Additionally, conclusory allegations need not be accepted. Erikson v. Pawnee Cnty. Bd. of Cnty. Comm'rs, 263 F.3d 1151, 1154–55 (10th Cir. 2001). “[C]onclusory allegations without supporting factual averments are insufficient to state a claim on which relief can be based.” Hall v. Bellmon,

935 F.2d 1106, 1110 (10th Cir. 1991). B. Gillespie fails to state a claim for wrongful discharge under Oklahoma public policy. The default rule under Oklahoma law is that employees are “terminable at-will, which means that either the employer or the employee may terminate the employment relationship at any time for any reason or no reason at all without incurring liability for doing so.” Patel v. Tulsa Pain Consultants, Inc., P.C., 511 P.3d 1059, 1062 (Okla. 2022). There is, however, a public policy exception to the at-will employment rule that allows employees to bring a tort

action for wrongful discharge against their former employers. Burk v. K-Mart Corp., 770 P.2d 24, 28 (Okla. 1989). These claims are commonly known as “Burk tort” claims. To prove a Burk tort claim, a plaintiff must show the following:

(1) an actual or constructive discharge (2) of an at-will employee (3) in significant part for a reason that violates an Oklahoma public policy goal (4) that is found in Oklahoma’s constitutional, statutory, or decisional law or in a federal constitutional provision that prescribes a norm of conduct for Oklahoma and (5) no statutory remedy exists that is adequate to protect the Oklahoma policy goal. Vasek v. Bd. of Cnty. Com’rs of Noble Cnty, 186 P.3d 928, 932 (Okla. 2008) Burk tort claims are a “‘tightly circumscribed’ exception to the employment at will doctrine.” Id. at 931. “An employer’s violation of a state- declared public policy is the ‘fundamental predicate for a Burk tort.’” Booth v.
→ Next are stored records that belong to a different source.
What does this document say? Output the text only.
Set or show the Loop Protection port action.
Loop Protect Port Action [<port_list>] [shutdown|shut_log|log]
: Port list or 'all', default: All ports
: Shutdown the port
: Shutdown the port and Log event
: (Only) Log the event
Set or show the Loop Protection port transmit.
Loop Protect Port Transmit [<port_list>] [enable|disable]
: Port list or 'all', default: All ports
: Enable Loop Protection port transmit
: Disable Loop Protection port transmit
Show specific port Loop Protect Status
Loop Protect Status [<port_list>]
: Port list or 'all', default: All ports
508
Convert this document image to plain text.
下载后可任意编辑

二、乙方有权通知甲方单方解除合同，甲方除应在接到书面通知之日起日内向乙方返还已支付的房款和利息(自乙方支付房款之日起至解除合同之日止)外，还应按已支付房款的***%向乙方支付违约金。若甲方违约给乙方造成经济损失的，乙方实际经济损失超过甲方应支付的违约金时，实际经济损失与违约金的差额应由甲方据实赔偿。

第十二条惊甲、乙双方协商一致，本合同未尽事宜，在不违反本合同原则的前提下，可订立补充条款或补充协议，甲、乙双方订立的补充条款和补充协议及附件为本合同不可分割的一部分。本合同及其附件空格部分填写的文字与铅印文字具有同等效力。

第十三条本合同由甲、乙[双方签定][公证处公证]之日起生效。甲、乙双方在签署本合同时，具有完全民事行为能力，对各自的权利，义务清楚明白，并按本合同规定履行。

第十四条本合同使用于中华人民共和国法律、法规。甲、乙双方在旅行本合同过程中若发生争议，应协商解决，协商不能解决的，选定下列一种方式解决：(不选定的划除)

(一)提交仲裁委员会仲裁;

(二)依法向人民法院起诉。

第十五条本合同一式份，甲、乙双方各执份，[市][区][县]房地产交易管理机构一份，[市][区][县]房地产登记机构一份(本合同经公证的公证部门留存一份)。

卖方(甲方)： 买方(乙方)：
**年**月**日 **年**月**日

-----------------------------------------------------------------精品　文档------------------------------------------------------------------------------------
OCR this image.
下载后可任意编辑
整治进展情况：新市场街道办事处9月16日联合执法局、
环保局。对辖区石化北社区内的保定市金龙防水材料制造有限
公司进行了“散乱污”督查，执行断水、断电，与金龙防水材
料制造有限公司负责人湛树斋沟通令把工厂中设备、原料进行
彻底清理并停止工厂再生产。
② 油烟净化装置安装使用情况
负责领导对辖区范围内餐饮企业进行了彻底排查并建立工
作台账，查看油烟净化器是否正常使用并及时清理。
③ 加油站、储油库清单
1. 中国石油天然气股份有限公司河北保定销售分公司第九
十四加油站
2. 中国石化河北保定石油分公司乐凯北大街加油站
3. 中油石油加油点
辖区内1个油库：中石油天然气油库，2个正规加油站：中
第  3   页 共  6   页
Home Depot, U.S.A., Inc., 504 P.3d 1153, 1156 (Okla. 2022) (quoting Darrow v. Integris Health, Inc., 176 P.3d 1204, 1210 (Okla. 2008)). At bottom, Burk torts are meant to provide a remedy for employees who are “discharged for refusing to act in violation of an established and well-defined public policy or for performing an act consistent with a clear and compelling public policy.” Burk, 770 P.2d at 29 (emphasis added). Dentsply argues that Gillespie’s amended petition should be dismissed because she has not pled that her termination was made, in significant part,

for a reason that violates a clearly articulated public policy. [ECF No. 10 at 4–11].